In a 2017 thesis titled "The Debate on the Inheritance of Chinese Culture: A Case Study of Echo Magazine," the author noted that while Echo consistently emphasized “Chinese culture,” “Huaxia civilization,” and “the Chinese people,” reflecting strong cultural nationalism and confidence, it also engaged deeply with Taiwanese local traditions. Wu Mei-yun, Huang Yong-song, and Yao Meng-chia’s three-year participation in the Dajia Mazu Pilgrimage before publishing a feature established Echo’s signature fieldwork approach. Similarly, the 1983 issue “Discovering the Traditional Oil Press” exemplified its meticulous documentation of traditional crafts.

However, early Echo issues did not focus solely on an abstract “China.” Taiwan also featured prominently, though coverage often prioritized contemporary and social relevance over historical analysis. For example, the 1982 “Rice” trilogy addressed Taiwan’s rice overproduction by combining cultural, agricultural, and culinary perspectives to promote local consumption. Later issues, such as “Freedom from the Fear of Eating: Food Additives” and “Freedom from the Fear of Eating: Pesticides” (1986), highlighted growing concerns about food safety and modernization.

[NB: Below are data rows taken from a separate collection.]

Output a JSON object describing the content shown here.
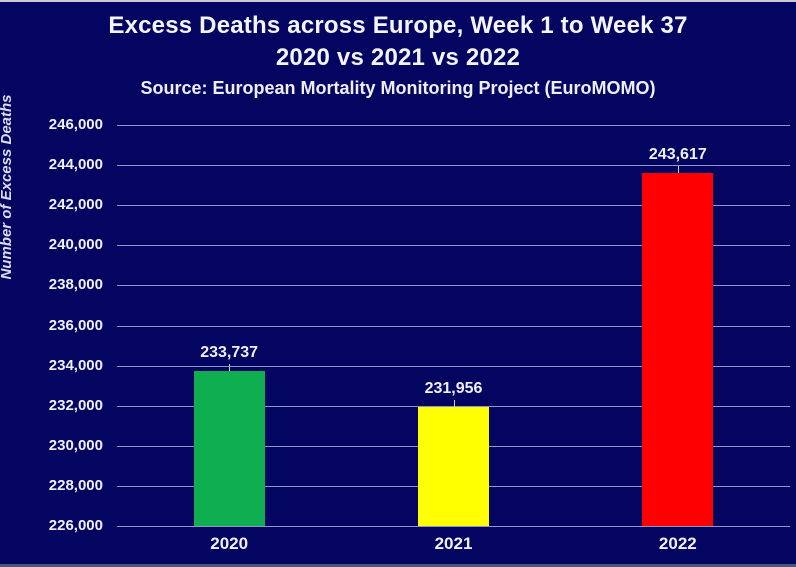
{
  "page": {
    "title_line1": "Excess Deaths across Europe, Week 1 to Week 37",
    "title_line2": "2020 vs 2021 vs 2022",
    "source_line": "Source: European Mortality Monitoring Project (EuroMOMO)"
  },
  "chart_data": {
    "type": "bar",
    "title": "Excess Deaths across Europe, Week 1 to Week 37",
    "subtitle": "2020 vs 2021 vs 2022",
    "source": "Source: European Mortality Monitoring Project (EuroMOMO)",
    "categories": [
      "2020",
      "2021",
      "2022"
    ],
    "values": [
      233737,
      231956,
      243617
    ],
    "value_labels": [
      "233,737",
      "231,956",
      "243,617"
    ],
    "bar_colors": [
      "#0FAE51",
      "#FFFF00",
      "#FF0000"
    ],
    "xlabel": "",
    "ylabel": "Number of Excess Deaths",
    "ylim": [
      226000,
      246000
    ],
    "ytick_step": 2000,
    "ytick_labels": [
      "226,000",
      "228,000",
      "230,000",
      "232,000",
      "234,000",
      "236,000",
      "238,000",
      "240,000",
      "242,000",
      "244,000",
      "246,000"
    ],
    "grid": true,
    "legend": false,
    "colors": {
      "background": "#030560",
      "gridline": "#8E97C4",
      "text": "#F0F0FA",
      "top_border": "#C9C9D6",
      "bottom_border": "#4A5583"
    }
  }
}
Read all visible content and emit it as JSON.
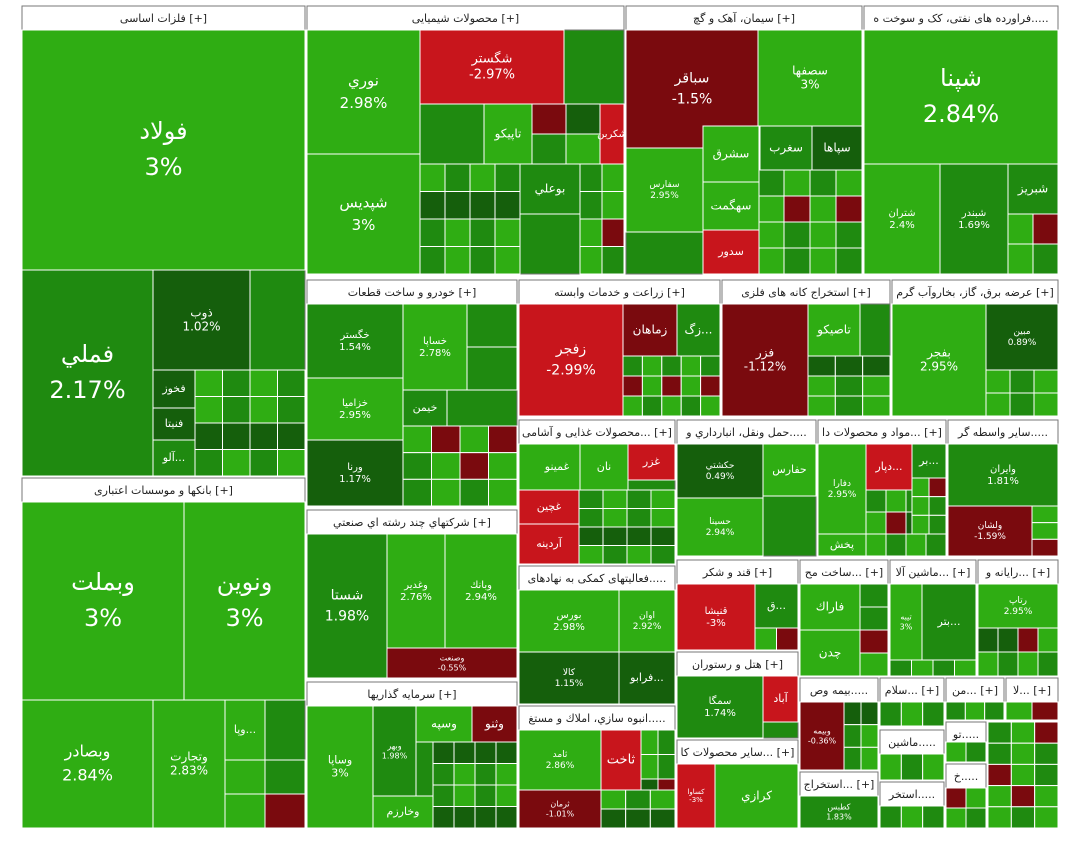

In contrast, Echo’s coverage of “China” carried a strong historical orientation, seen in specials like “Images of Chinese History—The Joys and Sorrows of the Chinese People” and “The Great Migration” (1996). This uneven treatment—historicizing China while contemporizing Taiwan—has led scholars to argue that Echo often subsumed Taiwan’s experiences into a broader China-centered narrative.

In Diverse New Perspectives: Taiwanese Emerging Writers of the Twenty-First Century (多元新視界，台灣青壯作家二十一世紀小說), the novel Have You Ever Read the Echo Little Encyclopedia? (《你讀過〈漢聲小百科〉嗎？》) explicitly examines how Echo Little Encyclopedia (《漢聲小百科》) functions as a medium of collective memory, linking personal emotional experiences with cultural identity. The novel's narrator, A-Tao, recounts encountering a miniature encyclopedia from an extraterrestrial visitor during childhood, which takes the protagonist on imaginative journeys across space and time, facilitating learning about astronomy, geography, and natural phenomena.

Through this depiction, the novel emphasizes the role of Echo Little Encyclopedia as a shared educational reference for Taiwan's millennial generation, while also highlighting the ideological underpinnings embedded in its content. According to the narrative, the encyclopedia reflects pro-China nationalist perspectives: it features a Taiji symbol, emphasizes historical and cultural continuity from early ancestors in Beijing to prehistoric sites, and presents a China-centered worldview that subtly fosters a sense of connection with Chinese civilization. Readers grew up engaging with knowledge framed by the geographic and historical scale of a unified China, even while residing in the "Province Taiwan of Republic of China".

The novel situates Echo Little Encyclopedia within the broader context of 1980s Taiwanese mass educational media, identifying it as part of the Dang Guo’s state-directed cultural and civic education apparatus.